Microsoft to Acquire Nokia with $7.2 billion
Microsoft has announced that it will acquire Nokia’s mobile phone business and a “broad intellectual property license” for Nokia’s patent portfolio, for 5.44 billion Euros (~$7.2 billion).
This deal will see Stephen Elop
return to Microsoft as the vice president of the newly minted Nokia division, along with some 32,000 other Nokia execs and employees. (And yes, Elop could become the next CEO when Ballmer leaves.) Microsoft’s rationale for the acquisition, which is due to complete in early 2014, is that it will allow the software giant to finally, seriously, definitely compete against Apple, Google, and Samsung in the smartphone and tablet markets.
This deal will benefit both parties but Microsoft the most. As Nokia is looking to startup a new line of business and probably preparing for the switch to making Android devices. Microsoft on the other hand, will gain a deeper store of research knowledge to draw from. Nokia spent lavishly on research and development—including more than $5 billion last year alone—and had 27,551 research and development employees at the end of 2012.

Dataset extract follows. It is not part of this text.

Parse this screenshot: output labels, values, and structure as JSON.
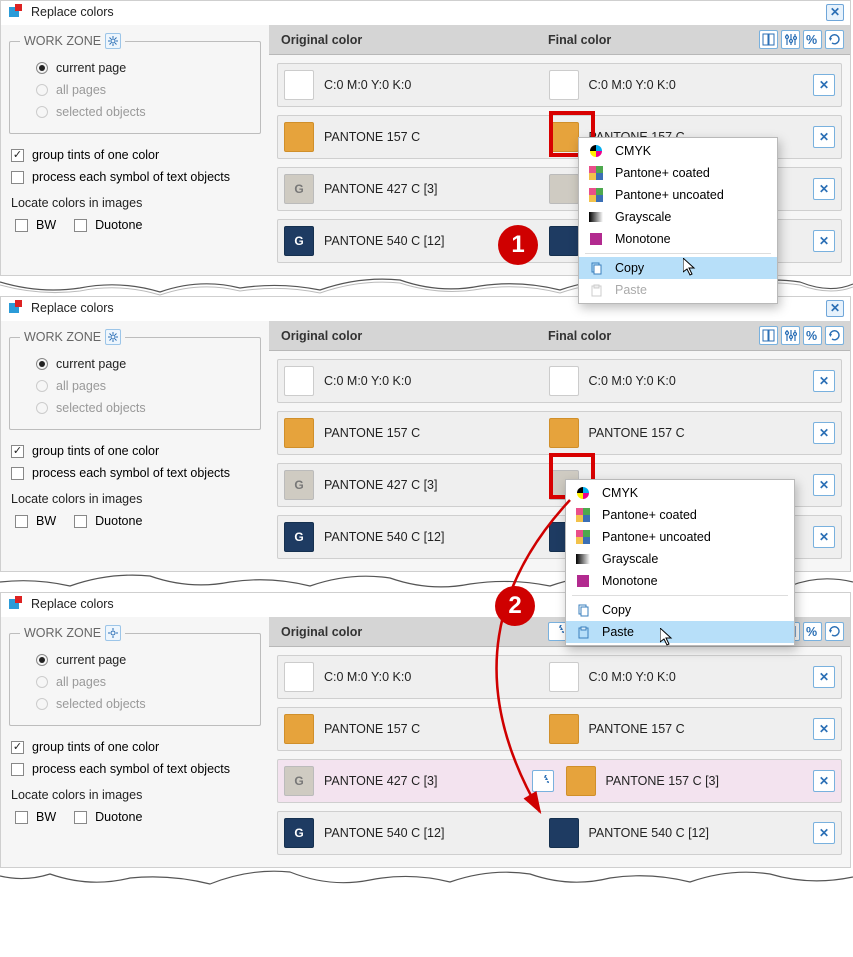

It’s true that the value of their collective output is dubious: Nokia research and development failed to produce technologies that could dent the dominance of Apple and Samsung in the smartphone business.
Over the last two decades or so, Nokia spent more than $55 billion on research and development and made acquisitions that gave it a war chest of 30,000 patents. Many of these cover fundamental operations and ones for wireless standards like GSM.

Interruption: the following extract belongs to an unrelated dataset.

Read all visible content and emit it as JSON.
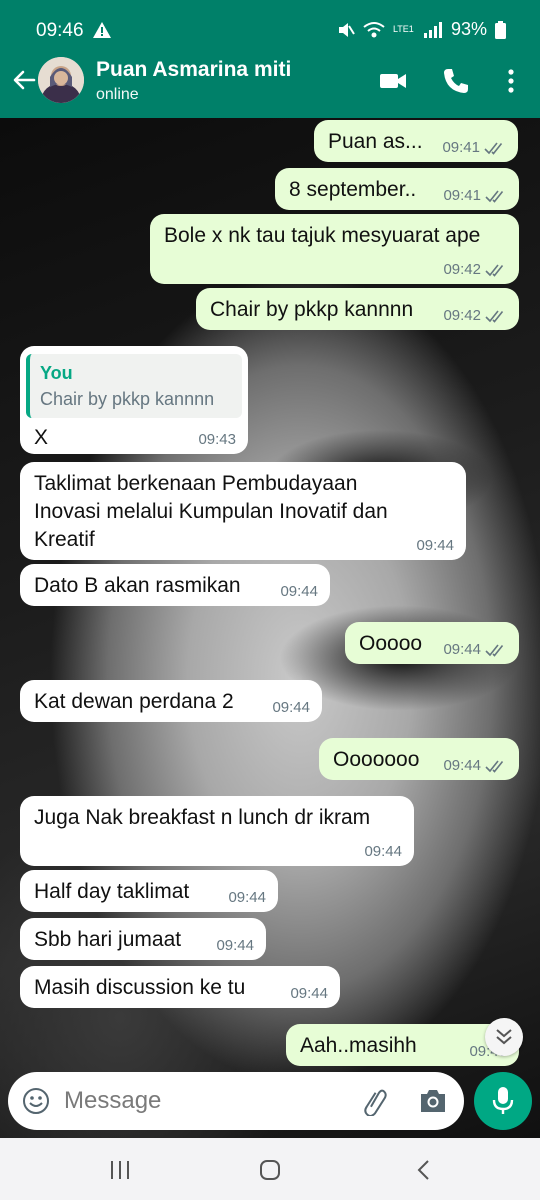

One of Nokia’s most valuable patents is one describing a “method for mapping, translating, and dynamically reconciling data.” This is now fundamental to syncing calendars on different devices.
And now that it is free of its handset business, Nokia can focus more on monetizing this fundamental IP—in court, if necessary. Nokia will no longer have to worry about countersuits alleging infringements by technologies in its phones, since it will no longer be making or selling any.
Oskar Sodergren, a Nokia spokesman, says that while the Nokia Research Center stays with Nokia, all Research and Development staff related to mobile products and smartphones will all transfer to Microsoft. Presumably, these are the people who gave us things like “Morph Concept” technologies—in which a phone or watch can be made flexible and transparent, with built-in solar-power recharging and integrated sensors.
A Microsoft research spokeswoman, Chrissy Vaughn, says the company was not elaborating on how the research units might merge. But Steve Ballmer, Microsoft’s outgoing CEO, said in a press call yesterday that “Finland will become the hub and the center for our phone Research and Development.” The two companies have said that all of Nokia’s 4,700 Finnish employees who now work in devices and services will become Microsoft employees.
Microsoft’s acquisition of Nokia is outwardly a very sound move. In one fell swoop it has become a viable device maker that, if the design, engineering, and marketing stars align, could compete with Apple. It will take a truly monumental effort to go from “making more money per Lumia device sold” to “competing with Apple and Samsung at the top of the smartphone market,” though.
Acquiring Nokia is just the first step — a tentative perambulation that doesn’t automatically imbue either company with the visionary foresight required to win significant market share or develop entirely new markets.